The trend of CIOs becoming part of top management means they have a duty to help mould an organisation's values, said Stephen M. Paskoff, founder and president of Employment Learning Innovations, an Atlanta firm that trains companies on workplace ethics and fair employment practice issues. That means CIOs should create systems that enable employees to give information to the top bosses and then make sure that information is dealt with. For example, Paskoff said that could involve creating a way for employees to anonymously email concerns to top management along with a system to follow up on the complaints. "CIOs should be thinking about internal complaints and issues with the same degree of rigor that they are thinking about customer management. Is there a way to report a problem? Is there a way to make sure complaints get into the right person's hands? Is there a way under our system to make sure there is the proper follow-up?" said Paskoff, who was a trial attorney with the Equal Employment Opportunity Commission and represented management when he was in private practice with a law firm in Atlanta. Report accurate information, even if it's bad news
Brian Oldham, CTO at Appriss in Louisville, KY, said he's worked hard to create an environment in which his employees feel comfortable reporting accurate and complete information to the bosses -- even when they're pretty sure the bosses aren't going to like what they hear.

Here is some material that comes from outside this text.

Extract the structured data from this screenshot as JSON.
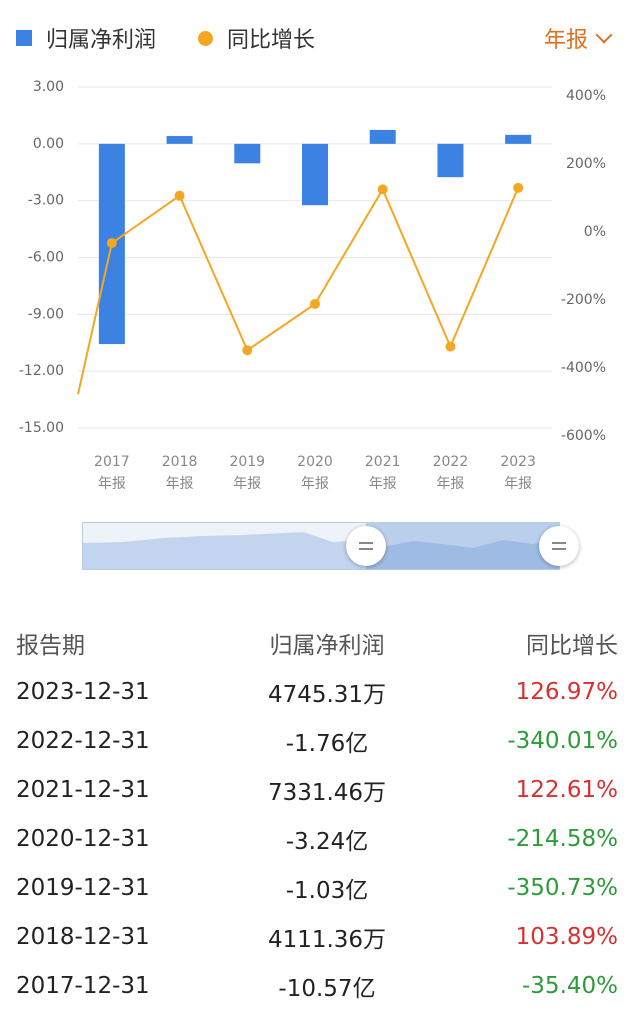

Oldham said it's often too easy to take a report and colour it a certain way when you're dealing with internal information. At Appriss, which makes IT products for criminal justice systems, "We've adopted a culture that says share good news quick and bad news quicker," said Oldham, who as part of the senior management team is responsible for more than 90 employees. "We want our employees to know they can be safe presenting accurate information." Data must be protected over its lifecycle
Every record has a lifetime, and CIOs are responsible for creating clear rules about what to do with electronic information from its birth to its death. That's particularly true at MAPICS, which has a large virtual workforce, Hofmann said. "Their file cabinets are in their homes, briefcases, or laptops, so you really have to have a policy in place that's clear and doesn't require hands-on monitoring," Hofmann said. Hofmann said she's also tried to make it as easy as possible for employees to retain files. She's given them instructions on how to archive documents electronically and provided CD burners so they can download their material and send it back for off-site storage. Employee info deserves the same protection as customer info
Because identity fraud is a threat to everyone, many employees have become more sensitive about the confidentiality of their personnel information. MAPICS learned that customers are sensitive about their information last summer when it asked its 800 employees to update their emergency contact information. Some employees asked why they had to add their home addresses to a database to which all managers had access. MAPICS officials decided to limit access to the information to human resources and each employee's immediate manager, Hofmann said. Give the right access to the right roles
CIOs often have to mediate battles between software engineers and IT professionals over access. The software engineers say they need more access to operate efficiently. The IT folks say limits help keep data more secure. Oldham said his company errs on the safe side, even when that caution annoys the software engineers. "It does cause some frustration among software engineers who say if they have full access, they can get their jobs done quicker. But when access and security are in conflict, we err on the side of security," he said. Reward responsibility with trust
At MAPICS, which was spun off of IBM in 1993, Hofmann took a different tack. Hofmann said her company's lineage meant that many MAPICS managers were well trained in the ethics of data management. The data management team was unanimous when Hofmann asked it to set a goal for the coming year. "It was easy; we said we need to liberate information because we spend so much time playing traffic cop." The result was named information liberation. Essentially, MAPICS gave managers more decision-making responsibilities about who should have access to their data. They also used portal technology to provide secure access to managers. In many cases, employees were given access to view information but were not able to modify it. Hofmann is convinced that the initiative resulted in greater access to information but only for the people who really needed it. The idea wouldn't have worked if she hadn't trusted managers to make the right decisions. In other words, she had to give up some control over the information she's responsible for. She said that's a difficult bridge for a lot of CIOs to cross. "I'm sort of like the Department of Transportation, in that I've got to provide the best quality roads and I've got to provide signage," she said. "But I can't drive every car up and down the roads to make sure they're all working effectively."